I noticed this. While I agree that introducing a new endpoint is not as nice, my thinking was that /status should have a short response so I didn't want to add peers there which could be a long list with a few thousand entries there. Maybe you can give some more thoughts on it?

Mmm, I think we could advise users to use sub-routing at all times. If they don't, well, they'll get a large piece of JSON. Still, even thousands of pubkey strings isn't that enormous, and happens in big production environments. If someone works with a really huge network, they would be probably knowledgeable of sub-routing feature.

In addition, it could be useful to not just add { peers: PeerId[] } field, but add a count to it: { peers: { count: 1234, list: [ ... ] } }, accessible by /status/peers/count.
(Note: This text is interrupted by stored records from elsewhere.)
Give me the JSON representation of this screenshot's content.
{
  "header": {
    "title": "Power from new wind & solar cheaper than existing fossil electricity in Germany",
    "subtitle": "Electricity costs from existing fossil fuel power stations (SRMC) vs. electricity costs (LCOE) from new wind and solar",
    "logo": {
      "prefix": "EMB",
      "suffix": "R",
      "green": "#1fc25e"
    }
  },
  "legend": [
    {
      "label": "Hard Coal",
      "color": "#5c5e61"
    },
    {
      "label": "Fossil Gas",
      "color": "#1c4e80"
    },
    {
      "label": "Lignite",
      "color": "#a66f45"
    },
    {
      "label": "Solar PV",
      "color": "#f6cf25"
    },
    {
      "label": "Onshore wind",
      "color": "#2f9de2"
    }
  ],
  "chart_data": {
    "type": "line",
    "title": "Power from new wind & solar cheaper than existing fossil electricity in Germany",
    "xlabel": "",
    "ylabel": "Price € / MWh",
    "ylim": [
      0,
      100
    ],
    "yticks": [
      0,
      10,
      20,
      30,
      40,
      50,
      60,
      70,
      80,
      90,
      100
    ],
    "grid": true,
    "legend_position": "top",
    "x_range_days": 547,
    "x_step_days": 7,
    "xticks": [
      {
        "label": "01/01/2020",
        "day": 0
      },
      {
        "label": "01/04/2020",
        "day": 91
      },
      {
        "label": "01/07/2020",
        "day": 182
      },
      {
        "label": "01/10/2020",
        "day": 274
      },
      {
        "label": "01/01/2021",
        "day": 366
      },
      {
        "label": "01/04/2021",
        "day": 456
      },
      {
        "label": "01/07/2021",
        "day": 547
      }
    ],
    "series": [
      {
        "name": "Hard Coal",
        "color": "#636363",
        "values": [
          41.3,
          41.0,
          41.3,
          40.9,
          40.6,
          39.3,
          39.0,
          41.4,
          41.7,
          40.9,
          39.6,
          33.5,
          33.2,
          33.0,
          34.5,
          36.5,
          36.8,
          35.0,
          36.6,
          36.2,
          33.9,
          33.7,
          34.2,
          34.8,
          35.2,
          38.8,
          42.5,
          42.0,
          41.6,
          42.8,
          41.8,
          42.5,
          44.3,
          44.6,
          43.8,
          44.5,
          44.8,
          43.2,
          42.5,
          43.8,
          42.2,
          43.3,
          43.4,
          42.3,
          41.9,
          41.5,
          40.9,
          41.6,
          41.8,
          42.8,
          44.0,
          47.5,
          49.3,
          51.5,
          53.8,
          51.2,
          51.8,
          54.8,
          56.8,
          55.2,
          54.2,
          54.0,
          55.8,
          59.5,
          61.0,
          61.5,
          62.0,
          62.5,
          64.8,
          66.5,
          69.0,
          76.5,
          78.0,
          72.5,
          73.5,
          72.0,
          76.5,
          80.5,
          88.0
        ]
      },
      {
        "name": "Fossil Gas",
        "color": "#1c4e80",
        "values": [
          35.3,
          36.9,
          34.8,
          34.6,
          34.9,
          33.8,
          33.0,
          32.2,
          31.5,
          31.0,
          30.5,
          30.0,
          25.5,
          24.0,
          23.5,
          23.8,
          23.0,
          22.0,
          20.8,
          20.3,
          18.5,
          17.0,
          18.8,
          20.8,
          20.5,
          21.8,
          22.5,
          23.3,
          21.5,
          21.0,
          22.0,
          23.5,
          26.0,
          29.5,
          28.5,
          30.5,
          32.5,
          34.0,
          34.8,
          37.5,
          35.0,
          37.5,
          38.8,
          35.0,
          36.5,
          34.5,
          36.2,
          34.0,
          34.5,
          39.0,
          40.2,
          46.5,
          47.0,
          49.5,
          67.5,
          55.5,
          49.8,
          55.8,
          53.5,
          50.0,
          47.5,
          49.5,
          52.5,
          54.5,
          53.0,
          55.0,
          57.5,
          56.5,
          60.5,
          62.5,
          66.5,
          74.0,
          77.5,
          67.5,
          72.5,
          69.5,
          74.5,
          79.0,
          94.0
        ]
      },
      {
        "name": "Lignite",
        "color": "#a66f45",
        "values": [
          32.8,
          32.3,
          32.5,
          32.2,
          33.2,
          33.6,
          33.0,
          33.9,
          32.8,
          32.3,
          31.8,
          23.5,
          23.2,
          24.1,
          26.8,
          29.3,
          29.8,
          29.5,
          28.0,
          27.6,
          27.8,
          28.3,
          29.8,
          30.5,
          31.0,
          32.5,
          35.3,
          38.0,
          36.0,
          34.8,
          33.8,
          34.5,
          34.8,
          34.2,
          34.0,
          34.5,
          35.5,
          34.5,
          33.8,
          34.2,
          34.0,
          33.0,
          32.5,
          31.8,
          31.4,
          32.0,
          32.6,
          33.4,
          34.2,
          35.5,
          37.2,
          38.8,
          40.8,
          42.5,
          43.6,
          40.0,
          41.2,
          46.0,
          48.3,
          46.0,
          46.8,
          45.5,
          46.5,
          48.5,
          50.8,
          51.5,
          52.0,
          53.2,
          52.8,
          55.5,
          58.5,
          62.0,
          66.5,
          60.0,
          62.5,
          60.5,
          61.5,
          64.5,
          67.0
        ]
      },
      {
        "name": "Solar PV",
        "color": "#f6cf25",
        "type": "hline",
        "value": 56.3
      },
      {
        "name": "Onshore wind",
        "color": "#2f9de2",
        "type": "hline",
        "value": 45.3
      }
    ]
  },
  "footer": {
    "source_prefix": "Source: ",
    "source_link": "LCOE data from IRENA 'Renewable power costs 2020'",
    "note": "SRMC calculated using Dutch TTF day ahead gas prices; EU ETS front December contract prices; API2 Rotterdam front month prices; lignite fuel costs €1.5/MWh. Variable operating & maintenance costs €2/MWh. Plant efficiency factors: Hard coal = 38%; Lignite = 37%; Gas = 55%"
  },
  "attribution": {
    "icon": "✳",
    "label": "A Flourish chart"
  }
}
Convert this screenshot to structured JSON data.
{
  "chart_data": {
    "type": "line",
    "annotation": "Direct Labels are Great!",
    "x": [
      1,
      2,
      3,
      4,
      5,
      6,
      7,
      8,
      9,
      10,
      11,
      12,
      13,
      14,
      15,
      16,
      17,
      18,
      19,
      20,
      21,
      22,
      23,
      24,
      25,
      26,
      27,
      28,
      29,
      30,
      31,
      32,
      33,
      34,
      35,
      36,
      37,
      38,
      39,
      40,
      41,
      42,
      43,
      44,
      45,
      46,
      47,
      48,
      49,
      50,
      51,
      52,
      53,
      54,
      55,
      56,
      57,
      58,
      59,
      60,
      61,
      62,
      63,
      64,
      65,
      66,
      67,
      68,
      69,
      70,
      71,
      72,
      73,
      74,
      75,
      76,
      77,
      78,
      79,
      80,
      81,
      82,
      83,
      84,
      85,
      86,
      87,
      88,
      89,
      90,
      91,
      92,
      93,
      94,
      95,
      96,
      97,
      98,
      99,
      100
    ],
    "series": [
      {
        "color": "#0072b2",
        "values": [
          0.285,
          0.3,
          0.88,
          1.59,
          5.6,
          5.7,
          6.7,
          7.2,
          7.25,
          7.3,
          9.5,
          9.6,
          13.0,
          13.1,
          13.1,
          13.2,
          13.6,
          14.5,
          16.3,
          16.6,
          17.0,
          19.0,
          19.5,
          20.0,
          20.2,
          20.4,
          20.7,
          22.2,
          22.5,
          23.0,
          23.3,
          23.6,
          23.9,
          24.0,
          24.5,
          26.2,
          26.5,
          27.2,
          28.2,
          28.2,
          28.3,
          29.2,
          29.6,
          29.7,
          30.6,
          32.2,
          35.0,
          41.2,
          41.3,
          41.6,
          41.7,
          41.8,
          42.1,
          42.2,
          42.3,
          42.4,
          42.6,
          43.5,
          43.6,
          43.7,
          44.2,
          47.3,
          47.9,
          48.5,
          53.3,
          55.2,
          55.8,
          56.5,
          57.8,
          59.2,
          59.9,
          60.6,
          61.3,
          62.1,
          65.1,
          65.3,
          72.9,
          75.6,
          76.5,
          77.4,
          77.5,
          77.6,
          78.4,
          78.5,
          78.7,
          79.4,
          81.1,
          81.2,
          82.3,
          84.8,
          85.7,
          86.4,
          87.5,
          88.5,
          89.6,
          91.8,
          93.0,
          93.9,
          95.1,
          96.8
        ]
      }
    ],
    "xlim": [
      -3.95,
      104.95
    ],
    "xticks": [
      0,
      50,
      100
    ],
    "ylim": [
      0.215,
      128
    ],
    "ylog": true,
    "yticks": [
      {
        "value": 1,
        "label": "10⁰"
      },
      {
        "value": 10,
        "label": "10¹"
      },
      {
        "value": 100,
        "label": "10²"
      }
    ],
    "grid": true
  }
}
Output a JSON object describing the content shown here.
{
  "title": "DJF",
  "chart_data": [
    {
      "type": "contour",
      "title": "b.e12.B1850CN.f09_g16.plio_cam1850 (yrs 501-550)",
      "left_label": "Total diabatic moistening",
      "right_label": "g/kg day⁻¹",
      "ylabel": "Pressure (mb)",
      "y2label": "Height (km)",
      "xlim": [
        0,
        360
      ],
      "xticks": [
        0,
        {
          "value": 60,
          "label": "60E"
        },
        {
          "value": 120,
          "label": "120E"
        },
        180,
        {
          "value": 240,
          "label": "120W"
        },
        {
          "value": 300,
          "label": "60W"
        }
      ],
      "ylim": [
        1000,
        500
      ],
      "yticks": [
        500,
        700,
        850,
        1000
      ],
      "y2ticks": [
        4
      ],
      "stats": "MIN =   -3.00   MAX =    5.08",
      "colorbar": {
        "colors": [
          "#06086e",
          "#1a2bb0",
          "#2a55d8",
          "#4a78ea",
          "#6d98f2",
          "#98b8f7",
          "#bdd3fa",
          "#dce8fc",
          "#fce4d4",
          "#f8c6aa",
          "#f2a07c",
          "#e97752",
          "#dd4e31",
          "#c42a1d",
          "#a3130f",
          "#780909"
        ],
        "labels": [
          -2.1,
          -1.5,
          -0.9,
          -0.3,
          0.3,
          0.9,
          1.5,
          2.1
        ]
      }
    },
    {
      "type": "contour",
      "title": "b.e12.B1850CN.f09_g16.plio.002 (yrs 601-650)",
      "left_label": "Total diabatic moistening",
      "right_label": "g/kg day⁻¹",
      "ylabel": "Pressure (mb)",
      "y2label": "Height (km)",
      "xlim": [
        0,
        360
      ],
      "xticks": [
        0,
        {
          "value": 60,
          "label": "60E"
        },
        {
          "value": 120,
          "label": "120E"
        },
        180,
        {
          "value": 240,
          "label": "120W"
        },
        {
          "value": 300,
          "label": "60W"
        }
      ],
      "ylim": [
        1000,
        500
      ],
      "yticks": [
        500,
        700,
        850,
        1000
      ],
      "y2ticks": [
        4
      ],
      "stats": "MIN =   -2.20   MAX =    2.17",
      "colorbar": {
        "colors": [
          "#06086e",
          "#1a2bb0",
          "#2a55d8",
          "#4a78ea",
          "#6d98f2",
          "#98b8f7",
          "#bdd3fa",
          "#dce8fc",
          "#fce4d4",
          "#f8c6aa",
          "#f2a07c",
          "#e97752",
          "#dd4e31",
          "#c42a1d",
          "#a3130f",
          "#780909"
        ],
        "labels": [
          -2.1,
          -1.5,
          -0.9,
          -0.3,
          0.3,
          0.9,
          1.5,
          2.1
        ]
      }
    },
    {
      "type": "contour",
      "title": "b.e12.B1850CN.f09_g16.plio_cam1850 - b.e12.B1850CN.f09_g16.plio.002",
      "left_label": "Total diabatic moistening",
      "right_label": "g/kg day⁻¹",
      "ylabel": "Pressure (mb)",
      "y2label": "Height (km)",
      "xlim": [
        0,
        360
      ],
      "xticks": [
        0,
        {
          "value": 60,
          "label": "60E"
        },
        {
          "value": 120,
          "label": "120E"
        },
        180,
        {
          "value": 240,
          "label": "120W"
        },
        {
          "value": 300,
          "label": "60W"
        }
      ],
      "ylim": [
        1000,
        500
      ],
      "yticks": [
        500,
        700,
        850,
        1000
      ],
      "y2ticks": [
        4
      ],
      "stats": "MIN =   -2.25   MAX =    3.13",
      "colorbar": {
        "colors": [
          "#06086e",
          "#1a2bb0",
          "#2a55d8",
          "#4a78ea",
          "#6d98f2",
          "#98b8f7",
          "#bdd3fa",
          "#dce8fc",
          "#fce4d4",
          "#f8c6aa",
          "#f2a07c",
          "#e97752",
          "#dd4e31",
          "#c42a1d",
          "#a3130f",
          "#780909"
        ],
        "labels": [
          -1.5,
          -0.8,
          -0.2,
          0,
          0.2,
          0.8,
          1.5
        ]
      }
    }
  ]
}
That could be useful for those uninterested in the exact identifiers, but only in the count of them.

May I then suggest that /status keeps returning brief info as before. And /status/peers returns full info?

DCNick3 commented 1 week ago

Code-wise - looking good.

Design-wise - also not a fan of additional endpoints.

May I then suggest that /status keeps returning brief info as before. And /status/peers returns full info?

How about /status?include=peers? This would leave a door open for adding other potentially large fields.